Un rapport récent de SOS Racisme expose que près de 48,48 % des agences immobilières en France acceptent ou facilitent des pratiques discriminatoires. Ces entreprises, souvent en contact avec des clients via des tests anonymes, éliminent systématiquement des locataires sur le critère d’origine ethnique ou culturelle, en justifiant parfois des « désagréments » comme des bruits ou des odeurs associés à des profils non européens.

Aurore Bergé, ministre déléguée chargée de la lutte contre les discriminations, a annoncé ce jeudi l’obligation d’une formation spécifique pour tous les agents immobiliers, un changement inédit puisque seules les personnes détenteurs d’une carte professionnelle étaient jusqu’à présent concernées. « Ce n’est pas une question de préjugés personnels mais de pratiques systémiques », souligne le rapport.

« Des agences refusent même des candidats pour des raisons aussi absurdes que “Pas de blonde, ça attire les Noirs” », confie Etienne Allais, directeur d’Entre Autres et membre du conseil national du Parti socialiste. « Personne n’a jamais établi un lien de causalité entre origine et impayés, mais ces préjugés persistent en réalité. »

Le gouvernement, en collaboration avec le ministre du Logement Vincent Jeanbrun, doit signer bientôt un décret imposant cette formation obligatoire.

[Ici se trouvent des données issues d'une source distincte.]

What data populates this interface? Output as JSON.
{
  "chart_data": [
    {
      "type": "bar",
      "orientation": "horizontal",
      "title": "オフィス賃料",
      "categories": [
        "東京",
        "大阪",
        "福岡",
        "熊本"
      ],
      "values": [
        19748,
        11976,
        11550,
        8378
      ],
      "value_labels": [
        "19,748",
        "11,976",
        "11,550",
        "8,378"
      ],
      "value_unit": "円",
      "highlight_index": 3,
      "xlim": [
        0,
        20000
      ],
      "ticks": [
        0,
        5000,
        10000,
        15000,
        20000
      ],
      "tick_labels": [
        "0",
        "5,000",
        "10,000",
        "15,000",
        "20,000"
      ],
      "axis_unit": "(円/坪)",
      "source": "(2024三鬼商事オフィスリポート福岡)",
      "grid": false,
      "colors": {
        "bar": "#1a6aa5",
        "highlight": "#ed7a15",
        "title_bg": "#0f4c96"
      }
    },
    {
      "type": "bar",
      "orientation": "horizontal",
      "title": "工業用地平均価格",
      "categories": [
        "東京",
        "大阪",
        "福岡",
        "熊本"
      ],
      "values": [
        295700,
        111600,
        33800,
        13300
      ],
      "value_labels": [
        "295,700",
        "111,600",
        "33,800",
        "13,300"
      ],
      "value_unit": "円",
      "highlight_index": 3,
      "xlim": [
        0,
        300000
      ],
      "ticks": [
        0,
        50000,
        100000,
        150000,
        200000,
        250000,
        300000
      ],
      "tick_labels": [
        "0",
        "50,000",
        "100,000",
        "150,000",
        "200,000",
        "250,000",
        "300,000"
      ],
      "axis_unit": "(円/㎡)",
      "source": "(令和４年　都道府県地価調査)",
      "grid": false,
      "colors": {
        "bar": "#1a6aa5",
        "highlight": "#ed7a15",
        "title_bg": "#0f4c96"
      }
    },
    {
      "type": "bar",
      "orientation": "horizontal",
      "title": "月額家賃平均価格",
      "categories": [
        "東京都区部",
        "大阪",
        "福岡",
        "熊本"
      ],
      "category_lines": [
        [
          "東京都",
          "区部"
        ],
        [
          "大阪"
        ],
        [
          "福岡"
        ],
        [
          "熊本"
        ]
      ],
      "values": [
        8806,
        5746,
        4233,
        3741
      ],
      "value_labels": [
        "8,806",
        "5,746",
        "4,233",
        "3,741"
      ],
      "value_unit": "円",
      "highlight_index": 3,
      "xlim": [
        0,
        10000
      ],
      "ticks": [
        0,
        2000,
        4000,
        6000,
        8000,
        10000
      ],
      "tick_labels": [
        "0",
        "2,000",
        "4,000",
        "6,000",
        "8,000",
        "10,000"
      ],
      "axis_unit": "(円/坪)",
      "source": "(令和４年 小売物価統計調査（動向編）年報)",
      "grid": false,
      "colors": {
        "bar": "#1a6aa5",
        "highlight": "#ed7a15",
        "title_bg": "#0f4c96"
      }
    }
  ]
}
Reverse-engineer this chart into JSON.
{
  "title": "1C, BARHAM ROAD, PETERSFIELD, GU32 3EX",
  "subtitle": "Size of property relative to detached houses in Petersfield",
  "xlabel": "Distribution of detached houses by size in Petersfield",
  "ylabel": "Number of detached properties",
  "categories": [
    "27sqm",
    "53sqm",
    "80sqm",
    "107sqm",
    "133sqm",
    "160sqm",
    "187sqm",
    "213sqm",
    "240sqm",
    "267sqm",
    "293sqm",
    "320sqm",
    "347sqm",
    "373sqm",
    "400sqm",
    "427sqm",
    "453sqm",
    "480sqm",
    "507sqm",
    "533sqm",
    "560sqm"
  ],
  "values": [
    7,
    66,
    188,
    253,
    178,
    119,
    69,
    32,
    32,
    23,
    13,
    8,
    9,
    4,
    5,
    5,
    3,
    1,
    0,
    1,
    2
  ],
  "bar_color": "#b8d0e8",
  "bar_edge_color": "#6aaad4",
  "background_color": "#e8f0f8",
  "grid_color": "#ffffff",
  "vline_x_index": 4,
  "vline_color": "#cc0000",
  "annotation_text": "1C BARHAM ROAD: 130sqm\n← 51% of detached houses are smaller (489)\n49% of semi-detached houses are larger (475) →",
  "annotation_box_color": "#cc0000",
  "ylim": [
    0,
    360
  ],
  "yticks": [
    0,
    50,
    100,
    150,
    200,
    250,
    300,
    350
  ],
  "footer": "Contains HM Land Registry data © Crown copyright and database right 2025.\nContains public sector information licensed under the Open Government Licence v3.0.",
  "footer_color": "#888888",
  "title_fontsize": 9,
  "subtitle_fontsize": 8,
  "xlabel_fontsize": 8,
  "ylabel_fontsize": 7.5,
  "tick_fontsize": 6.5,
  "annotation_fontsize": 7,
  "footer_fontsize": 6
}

L’objectif est clair : éliminer les critères discriminatoires pour ne choisir que des locataires selon des indicateurs objectifs comme la solvabilité. « La discrimination n’est pas une question de goût », insiste la ministre. « Elle est illégale et doit être réprimée à tout prix. »

Ce décret marque un pas décisif dans la lutte contre les discriminations, mais son application exigera une vigilance accrue pour garantir que chaque agent immobilière respecte cette nouvelle norme.